Antisystème en politique
Pour en venir au concept « antisystème » en politique, d’après l’histoire il est né en Allemagne et est d’abord accolé à un parti fasciste. De nos jours, des partis de droite comme de gauche sont étiquetés antisystèmes. Mais disons le plus des partis de droite que de la gauche, Trump, le Front National entre autres. Ce qui caractérise ces « Antisystèmes », c’est qu’ils sont généralement anti-étrangers ou anti-intégration et opposent des éléments de l’ensemble pour classer certains comme les ennemis à abattre. Retrouve-t-on ces traits chez notre antisystème? Lui vise à « débarrasser le Sénégal d’une vieille classe politique favorable aux étrangères » pour paraphraser Sonko. Donc, l’antisystème est plus fondé sur l’anti à quelque chose plutôt que la proposition d’une autre. Au-delà de cette catégorisation nous sommes les bons et les autres sont mauvais, le paradoxe avec l’antisystème est qu’il refuse la contradiction. Les journalistes Cheikh Yerim Seck, Madiambal Diagne et beaucoup d’autres Sénégalais ont fait les frais de cette tendance des militants de Pastef à insulter tous ceux qui critiquent leur leader. Sonko lui-même a fait une communication pour demander à ses souteneurs de respecter les opinions des autres sans se priver de faire la même chose, en taxant le reste de ses compatriotes de vendus à chaque fois qu’ils ont une opinion contraire.

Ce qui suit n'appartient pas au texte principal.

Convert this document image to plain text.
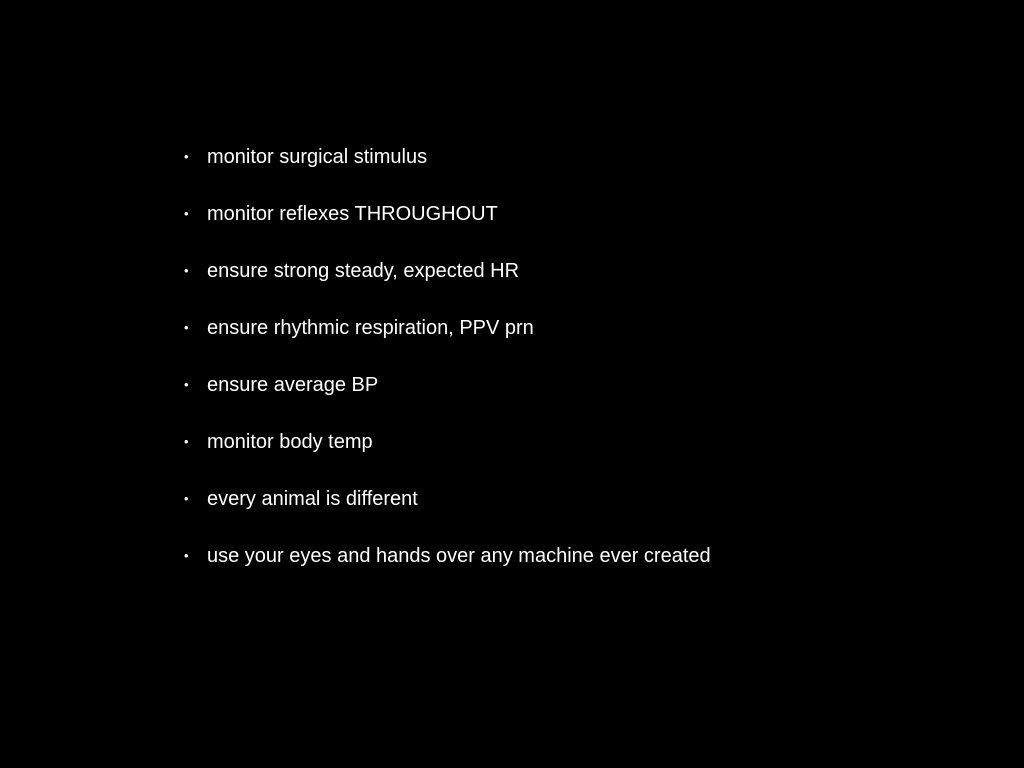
• monitor surgical stimulus
• monitor reflexes THROUGHOUT
• ensure strong steady, expected HR
• ensure rhythmic respiration, PPV prn
• ensure average BP
• monitor body temp
• every animal is different
• use your eyes and hands over any machine ever created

On casse tout et on verra après
Maintenant, essayons d’identifier le registre de ce discours antisystème. Le discours de l’antisystème repose sur le populisme qui prétend rendre la parole au peuple alors que dans une démocratie comme nous la connaissons le peuple s’exprime lors d’élections ou d’un référendum. Et ses élus prennent les décisions légitimes au nom de ce peuple. Parce que telles sont les règles que le système organisé s’est fixé. Tout un paradoxe. Parce qu’on ne peut pas prétendre restituer aux citoyens la parole en décidant que seule sa parole est vraie et valable. Rappelons que le système c’est nous tous avec nos contradictions notre autonomie d’agent-acteur.
Pour finir, reconnaissons que l’antisystème se vend bien parce qu’en matière d’élection on ne communique pas sur des acquis, mais plutôt sur un futur possible et rien n’est plus nouveau sinon séduisant que l’idée d’un renversement du monde pour reprendre l’expression d’Hervé Juvin. Il s’agit de tout abattre et ensuite voir ce qu’il faut construire. Maintenant est-ce ainsi qu’une nation se gouverne?